Criminal Law

726. Special Circumstances: Murder of Judge, Prosecutor, Government Official, or Juror, Pen. Code, §§ 190.2(a)(11), (12), (13) & (20)

The defendant is charged with the special circumstance of murder of a (prosecutor/judge/government official/juror).

To prove that this special circumstance is true, the People must prove that:

1. The defendant intended to kill <insert name of decedent>;

2. <insert name of decedent> was a (prosecutor/ judge/government official/juror in <insert name or description of local, state, or federal court of record in this or another state>);


3. The defendant intended that <insert name of decedent> be killed (to prevent (him/her) from performing (his/her) official duties as a (prosecutor/judge/government official/juror)/ [or] in retaliation for ______'s<insert name[s] of decedent[s]> performance of (his/her) official duties as a (prosecutor/judge/government official/juror)).

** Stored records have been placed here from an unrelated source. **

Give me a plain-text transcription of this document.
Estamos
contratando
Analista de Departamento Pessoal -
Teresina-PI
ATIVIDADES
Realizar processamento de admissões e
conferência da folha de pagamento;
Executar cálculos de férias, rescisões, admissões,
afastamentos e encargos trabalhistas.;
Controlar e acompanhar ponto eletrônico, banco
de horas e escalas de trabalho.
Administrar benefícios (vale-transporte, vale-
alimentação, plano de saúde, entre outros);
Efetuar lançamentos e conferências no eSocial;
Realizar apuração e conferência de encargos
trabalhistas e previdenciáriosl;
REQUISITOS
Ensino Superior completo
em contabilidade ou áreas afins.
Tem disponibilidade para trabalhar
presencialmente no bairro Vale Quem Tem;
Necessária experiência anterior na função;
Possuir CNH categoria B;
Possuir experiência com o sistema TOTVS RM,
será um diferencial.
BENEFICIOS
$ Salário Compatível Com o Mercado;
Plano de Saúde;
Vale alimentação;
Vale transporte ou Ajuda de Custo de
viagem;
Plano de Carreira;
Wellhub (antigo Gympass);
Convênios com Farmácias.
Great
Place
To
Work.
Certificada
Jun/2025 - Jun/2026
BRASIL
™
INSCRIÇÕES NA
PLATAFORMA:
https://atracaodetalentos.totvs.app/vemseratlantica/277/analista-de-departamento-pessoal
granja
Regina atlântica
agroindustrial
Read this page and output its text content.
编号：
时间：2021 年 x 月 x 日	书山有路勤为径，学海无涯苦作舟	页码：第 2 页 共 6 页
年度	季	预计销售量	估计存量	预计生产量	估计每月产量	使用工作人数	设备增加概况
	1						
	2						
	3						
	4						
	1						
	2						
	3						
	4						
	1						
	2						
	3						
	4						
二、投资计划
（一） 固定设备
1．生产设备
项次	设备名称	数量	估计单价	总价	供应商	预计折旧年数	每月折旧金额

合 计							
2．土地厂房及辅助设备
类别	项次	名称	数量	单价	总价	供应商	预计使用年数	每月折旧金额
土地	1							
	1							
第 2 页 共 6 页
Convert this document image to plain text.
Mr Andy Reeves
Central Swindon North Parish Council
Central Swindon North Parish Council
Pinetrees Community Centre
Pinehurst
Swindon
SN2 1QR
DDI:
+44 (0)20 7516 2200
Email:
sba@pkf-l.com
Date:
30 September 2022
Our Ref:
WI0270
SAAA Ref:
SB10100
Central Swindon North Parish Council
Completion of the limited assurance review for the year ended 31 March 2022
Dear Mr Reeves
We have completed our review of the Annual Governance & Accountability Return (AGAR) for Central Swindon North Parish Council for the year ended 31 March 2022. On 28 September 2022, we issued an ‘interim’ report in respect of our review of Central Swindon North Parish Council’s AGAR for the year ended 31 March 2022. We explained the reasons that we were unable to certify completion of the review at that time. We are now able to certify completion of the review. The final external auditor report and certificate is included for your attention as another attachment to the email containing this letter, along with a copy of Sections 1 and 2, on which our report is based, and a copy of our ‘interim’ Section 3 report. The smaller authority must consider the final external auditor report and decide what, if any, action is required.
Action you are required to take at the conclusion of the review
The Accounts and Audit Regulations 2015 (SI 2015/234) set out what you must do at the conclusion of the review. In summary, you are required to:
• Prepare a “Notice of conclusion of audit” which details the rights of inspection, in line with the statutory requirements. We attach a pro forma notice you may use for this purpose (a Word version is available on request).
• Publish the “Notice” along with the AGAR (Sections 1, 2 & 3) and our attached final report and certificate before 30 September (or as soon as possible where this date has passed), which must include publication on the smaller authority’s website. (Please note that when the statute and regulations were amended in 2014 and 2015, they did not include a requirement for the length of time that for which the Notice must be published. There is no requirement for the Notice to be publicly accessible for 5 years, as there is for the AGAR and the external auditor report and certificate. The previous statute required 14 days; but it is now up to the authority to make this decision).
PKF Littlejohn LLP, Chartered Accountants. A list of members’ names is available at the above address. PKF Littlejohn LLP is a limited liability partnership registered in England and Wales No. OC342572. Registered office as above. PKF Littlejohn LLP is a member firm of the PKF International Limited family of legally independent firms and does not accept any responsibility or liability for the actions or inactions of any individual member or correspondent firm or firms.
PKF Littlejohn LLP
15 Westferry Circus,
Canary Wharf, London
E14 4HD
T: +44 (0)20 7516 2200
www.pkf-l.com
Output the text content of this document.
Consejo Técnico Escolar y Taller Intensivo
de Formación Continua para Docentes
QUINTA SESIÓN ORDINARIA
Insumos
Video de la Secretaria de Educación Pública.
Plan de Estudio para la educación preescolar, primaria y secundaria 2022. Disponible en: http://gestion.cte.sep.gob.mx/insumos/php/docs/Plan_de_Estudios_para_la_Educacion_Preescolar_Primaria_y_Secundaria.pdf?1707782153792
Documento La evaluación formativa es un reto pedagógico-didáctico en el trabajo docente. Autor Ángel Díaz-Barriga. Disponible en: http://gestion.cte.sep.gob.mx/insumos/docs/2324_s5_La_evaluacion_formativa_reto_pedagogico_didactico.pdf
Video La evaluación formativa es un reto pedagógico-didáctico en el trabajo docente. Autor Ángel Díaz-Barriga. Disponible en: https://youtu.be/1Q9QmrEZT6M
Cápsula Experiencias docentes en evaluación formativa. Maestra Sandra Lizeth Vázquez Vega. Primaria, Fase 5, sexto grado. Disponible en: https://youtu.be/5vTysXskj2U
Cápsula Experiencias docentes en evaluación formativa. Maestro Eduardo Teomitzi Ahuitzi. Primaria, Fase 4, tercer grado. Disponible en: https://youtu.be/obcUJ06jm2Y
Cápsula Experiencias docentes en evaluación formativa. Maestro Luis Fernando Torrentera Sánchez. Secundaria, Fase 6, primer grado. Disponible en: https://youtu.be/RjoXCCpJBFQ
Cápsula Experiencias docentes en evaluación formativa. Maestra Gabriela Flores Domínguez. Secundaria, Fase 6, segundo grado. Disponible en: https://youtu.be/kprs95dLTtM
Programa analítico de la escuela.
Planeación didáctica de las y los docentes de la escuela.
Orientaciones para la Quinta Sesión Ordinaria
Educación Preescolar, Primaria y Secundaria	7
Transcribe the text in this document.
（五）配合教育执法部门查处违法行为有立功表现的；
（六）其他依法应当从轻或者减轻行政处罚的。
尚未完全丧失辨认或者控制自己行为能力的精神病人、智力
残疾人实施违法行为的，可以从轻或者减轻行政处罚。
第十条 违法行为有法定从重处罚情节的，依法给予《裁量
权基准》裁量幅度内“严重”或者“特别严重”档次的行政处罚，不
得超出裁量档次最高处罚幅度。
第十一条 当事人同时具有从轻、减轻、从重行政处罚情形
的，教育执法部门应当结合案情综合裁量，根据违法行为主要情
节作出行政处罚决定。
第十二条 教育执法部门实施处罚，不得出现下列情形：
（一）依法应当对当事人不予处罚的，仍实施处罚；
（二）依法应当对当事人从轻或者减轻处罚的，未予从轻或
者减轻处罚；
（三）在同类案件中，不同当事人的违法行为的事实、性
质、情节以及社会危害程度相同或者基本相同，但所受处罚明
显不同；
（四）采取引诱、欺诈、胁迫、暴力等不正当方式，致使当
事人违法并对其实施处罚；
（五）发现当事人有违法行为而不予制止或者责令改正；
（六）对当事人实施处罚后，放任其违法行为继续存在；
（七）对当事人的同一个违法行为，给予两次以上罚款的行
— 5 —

[(A/an) <insert title of government official's position> is an (elected/appointed) government official.]

Bench Notes

Instructional Duty

The court has a sua sponte duty to instruct on the elements of the special circumstance. (See People v. Williams (1997) 16 Cal.4th 635, 689 [66 Cal.Rptr.2d 573, 941 P.2d 752].)

The jury must determine whether the decedent is a prosecutor, judge, juror, or government official. (People v. Brown (1988) 46 Cal.3d 432, 444-445 [250 Cal.Rptr. 604, 758 P.2d 1135].) The court may instruct the jury on the appropriate definition of "government official" (e.g., "a Garden Grove Regular Police Officer and a Garden Grove Reserve Police Officer are government officials"). (Ibid.) However, the court may not instruct the jury that the decedent was a government official as a matter of law (e.g., "Officer Reed was a government official"). (Ibid.)


Special Circumstance: Prosecutor. Pen. Code, § 190.2(a)(11).

Special Circumstance: Judge. Pen. Code, § 190.2(a)(12).

Special Circumstance: Government Official. Pen. Code, § 190.2(a)(13).

Special Circumstance: Juror. Pen. Code, § 190.2(a)(20).

Secondary Sources

3 Witkin & Epstein, California Criminal Law (3d ed. 2000), Punishment, § 458.

4 Millman, Sevilla & Tarlow, California Criminal Defense Practice, Ch. 87, Death Penalty, §§ 87.13[11], [12], [13], [20], 87.14 (Matthew Bender).